Astrophysique et imagination scientifique

Dans Illuminations : Cosmos et esthétique de Jean-Pierre Luminet, il est beaucoup question du cosmos, un peu d’esthétique, mais, contrairement à ce que le titre pourrait faire penser, pas du tout de l’esthétique du cosmos. Si les trois premiers quarts de l’ouvrage sont consacrés à divers sujets d’astrophysique et d’histoire des sciences, et le dernier à un ensemble de réflexions sur les liens entre arts et sciences, cette ultime partie traite en effet d’autre chose que de la beauté de l’univers.

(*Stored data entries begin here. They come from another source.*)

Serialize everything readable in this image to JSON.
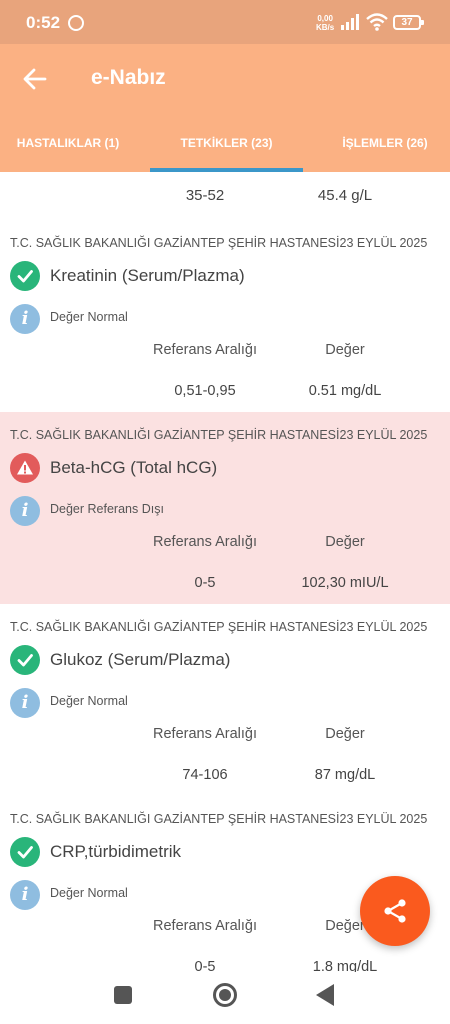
{
  "status_bar": {
    "time": "0:52",
    "speed_value": "0,00",
    "speed_unit": "KB/s",
    "battery": "37"
  },
  "app_bar": {
    "title": "e-Nabız",
    "back_icon": "arrow-left-icon"
  },
  "tabs": [
    {
      "label": "HASTALIKLAR (1)",
      "active": false
    },
    {
      "label": "TETKİKLER (23)",
      "active": true
    },
    {
      "label": "İŞLEMLER (26)",
      "active": false
    }
  ],
  "partial_row": {
    "reference": "35-52",
    "value": "45.4 g/L"
  },
  "labels": {
    "reference_header": "Referans Aralığı",
    "value_header": "Değer"
  },
  "results": [
    {
      "hospital": "T.C. SAĞLIK BAKANLIĞI GAZİANTEP ŞEHİR HASTANESİ23 EYLÜL 2025",
      "test": "Kreatinin (Serum/Plazma)",
      "status": "Değer Normal",
      "status_icon": "check-icon",
      "reference": "0,51-0,95",
      "value": "0.51 mg/dL"
    },
    {
      "hospital": "T.C. SAĞLIK BAKANLIĞI GAZİANTEP ŞEHİR HASTANESİ23 EYLÜL 2025",
      "test": "Beta-hCG (Total hCG)",
      "status": "Değer Referans Dışı",
      "status_icon": "warning-icon",
      "reference": "0-5",
      "value": "102,30 mIU/L"
    },
    {
      "hospital": "T.C. SAĞLIK BAKANLIĞI GAZİANTEP ŞEHİR HASTANESİ23 EYLÜL 2025",
      "test": "Glukoz (Serum/Plazma)",
      "status": "Değer Normal",
      "status_icon": "check-icon",
      "reference": "74-106",
      "value": "87 mg/dL"
    },
    {
      "hospital": "T.C. SAĞLIK BAKANLIĞI GAZİANTEP ŞEHİR HASTANESİ23 EYLÜL 2025",
      "test": "CRP,türbidimetrik",
      "status": "Değer Normal",
      "status_icon": "check-icon",
      "reference": "0-5",
      "value": "1.8 mg/dL"
    }
  ],
  "colors": {
    "app_bar": "#fbb183",
    "status_bar": "#e8a47c",
    "tab_indicator": "#3b97c9",
    "ok": "#29b57a",
    "warning": "#e25b5b",
    "alert_background": "#fbe1e1",
    "info": "#8fbde0",
    "fab": "#fa5a1e"
  },
  "fab": {
    "icon": "share-icon"
  }
}
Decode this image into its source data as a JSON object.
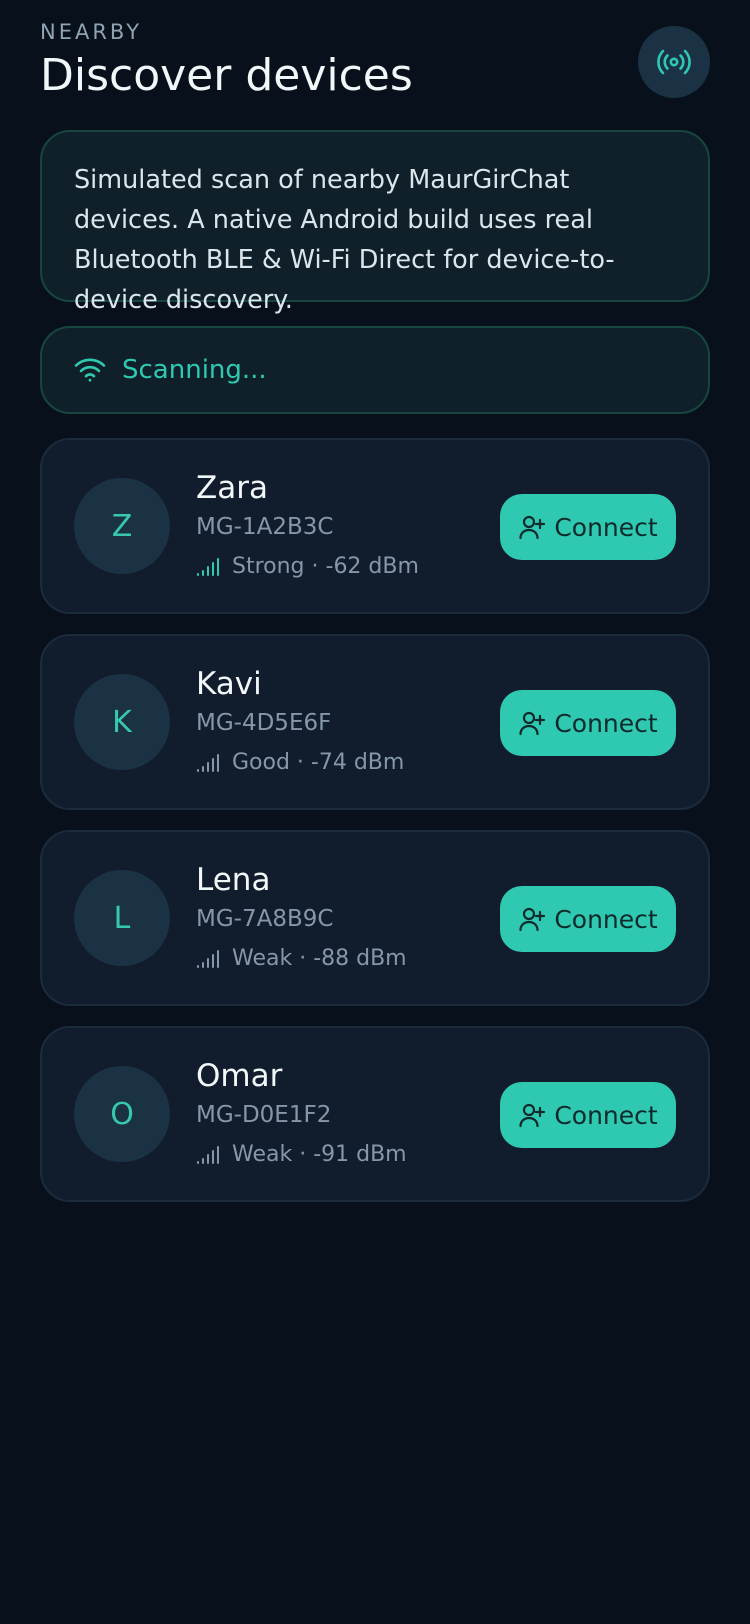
{
  "header": {
    "eyebrow": "NEARBY",
    "title": "Discover devices",
    "action_icon": "broadcast-icon"
  },
  "info": {
    "text": "Simulated scan of nearby MaurGirChat devices. A native Android build uses real Bluetooth BLE & Wi-Fi Direct for device-to-device discovery."
  },
  "scan": {
    "status": "Scanning...",
    "icon": "wifi-icon"
  },
  "devices": [
    {
      "initial": "Z",
      "name": "Zara",
      "id": "MG-1A2B3C",
      "signal": "Strong · -62 dBm",
      "strength": "strong",
      "connect_label": "Connect"
    },
    {
      "initial": "K",
      "name": "Kavi",
      "id": "MG-4D5E6F",
      "signal": "Good · -74 dBm",
      "strength": "good",
      "connect_label": "Connect"
    },
    {
      "initial": "L",
      "name": "Lena",
      "id": "MG-7A8B9C",
      "signal": "Weak · -88 dBm",
      "strength": "weak",
      "connect_label": "Connect"
    },
    {
      "initial": "O",
      "name": "Omar",
      "id": "MG-D0E1F2",
      "signal": "Weak · -91 dBm",
      "strength": "weak",
      "connect_label": "Connect"
    }
  ],
  "colors": {
    "background": "#08111b",
    "accent": "#2fc9b1",
    "card": "#111d2d",
    "muted": "#8597a8"
  }
}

Dans ce gros livre très bien écrit et agréable à lire, Jean-Pierre Luminet apporte, ou propose, des réponses à une série de questions qu’on peut se poser au sujet de différentes catégories d’objets célestes, des plus familiers aux plus exotiques, de l’origine et de la forme de l’univers, ainsi que des relations entre création scientifique et création artistique. Par sa nature et son contenu, l’ouvrage soulève toutefois lui-même un certain nombre de questions, qu’il n’aborde pas mais qu’on est conduit à se poser à son propos, au sujet des livres de vulgarisation scientifique et des limites dans lesquelles la science peut être rapprochée d’autres activités intellectuelles.

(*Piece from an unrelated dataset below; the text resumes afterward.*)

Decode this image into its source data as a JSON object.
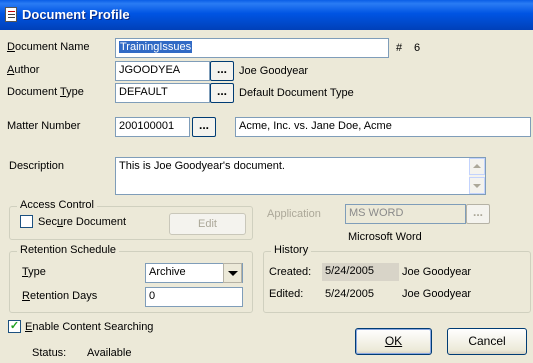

Jean-Pierre Luminet est avec Marc Lachièze-Rey et Étienne Klein l’un des plus célèbres et productifs vulgarisateurs scientifiques de haut niveau en physique et astrophysique en France (les trois chercheurs ont à plusieurs reprises, deux à deux, co-signé des ouvrages). Ses deux spécialités sont l’étude des fameux « trous noirs », objets célestes si denses que la lumière elle-même ne peut s’en échapper, qui naissent de l’effondrement gravitationnel d’étoiles massives, et la topologie cosmique, c’est-à dire l’étude des formes d’espaces et de la géométrie de l’univers. À côté de ses travaux scientifiques, ainsi qu’il l’indique dans la préface de l’ouvrage et le court texte autobiographique sur lequel il s’ouvre, Jean-Pierre Luminet s’est par ailleurs toujours intéressé à plusieurs disciplines artistiques, dont le dessin, la musique et la littérature - il est notamment l’auteur de vies romancées des grandes figures historiques de l’astronomie et de la physique que sont Copernic, Galilée, Kepler et Newton.

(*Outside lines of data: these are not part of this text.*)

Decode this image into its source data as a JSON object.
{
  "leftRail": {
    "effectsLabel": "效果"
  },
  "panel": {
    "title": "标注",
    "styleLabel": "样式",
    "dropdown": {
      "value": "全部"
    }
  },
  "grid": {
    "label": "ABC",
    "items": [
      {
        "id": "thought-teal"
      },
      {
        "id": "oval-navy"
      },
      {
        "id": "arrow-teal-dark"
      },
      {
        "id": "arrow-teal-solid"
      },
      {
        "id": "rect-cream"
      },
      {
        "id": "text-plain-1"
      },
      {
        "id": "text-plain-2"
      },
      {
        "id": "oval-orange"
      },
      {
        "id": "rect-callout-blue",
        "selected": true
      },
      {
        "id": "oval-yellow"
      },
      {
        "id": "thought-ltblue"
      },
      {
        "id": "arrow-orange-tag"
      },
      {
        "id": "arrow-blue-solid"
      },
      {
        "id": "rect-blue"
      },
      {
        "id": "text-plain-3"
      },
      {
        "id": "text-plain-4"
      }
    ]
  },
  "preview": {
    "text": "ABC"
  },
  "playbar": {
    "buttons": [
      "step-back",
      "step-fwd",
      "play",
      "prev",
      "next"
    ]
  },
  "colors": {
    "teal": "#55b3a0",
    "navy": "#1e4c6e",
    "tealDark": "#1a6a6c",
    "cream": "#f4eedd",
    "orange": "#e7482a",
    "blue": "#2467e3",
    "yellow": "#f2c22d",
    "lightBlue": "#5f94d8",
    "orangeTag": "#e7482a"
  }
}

Illuminations est un recueil de textes de circonstance (articles, transcriptions de discours, de conférences et d’entretiens, contributions à des ouvrages collectifs) couvrant une période de trente ans, de 1979 à 2009. Cette caractéristique fait à la fois l’intérêt et la faiblesse de l’ouvrage. Si la forme courte et l’exposé oral permettent à Jean-Pierre Luminet de présenter ses idées et de traiter les questions qu’il aborde de manière plus synthétique et plus accessible que dans les livres qu’il a publiés sur les sujets correspondants (Les Trous noirs, L’Invention du Big Bang, Le Destin de l’univers, L’Univers chiffonné), la publication de textes anciens quasiment sans commentaires de mise à jour ne va pas sans inconvénient. À l’exception près de textes canoniques développant des idées d’un niveau élevé de généralité (et encore), les essais scientifiques vieillissent en effet plus rapidement que ceux de critique littéraire ou d’histoire. En cosmologie, en particulier, les idées évoluent rapidement et, en trois décennies, le paysage des connaissances a considérablement changé. Dans des entretiens qu’il a donnés au cours des dernières années, qui ne sont pas repris dans le livre, Luminet mentionne plusieurs développements récents - il exprime par exemple sa sympathie à l’égard de la gravitation quantique à boucles, une théorie de grande unification de la relativité et de la physique quantique alternative à la physique des supercordes. Il aurait été opportun de faire référence à de telles nouveautés au moins par l’intermédiaire de notes.

Univers parallèles

Un autre problème est que Jean-Pierre Luminet glisse régulièrement de l’exposé de faits avérés et de théories qui font l’objet d’un consensus quasiment unanime des astrophysiciens, à la présentation de ses propres idées, en l’occurrence une théorie très spéculative au sujet de la topologie de l’univers, baptisée familièrement « univers chiffonné » et en termes techniques « univers multiconnexe » : un univers fini mais sans bord, plus petit que l’univers observable, qui nous paraîtrait selon lui plus grand en raison d’un « mirage topologique », la production d’images fantômes par un phénomène de réflexions multiples comparable à celui qu’on observe dans une galerie des glaces.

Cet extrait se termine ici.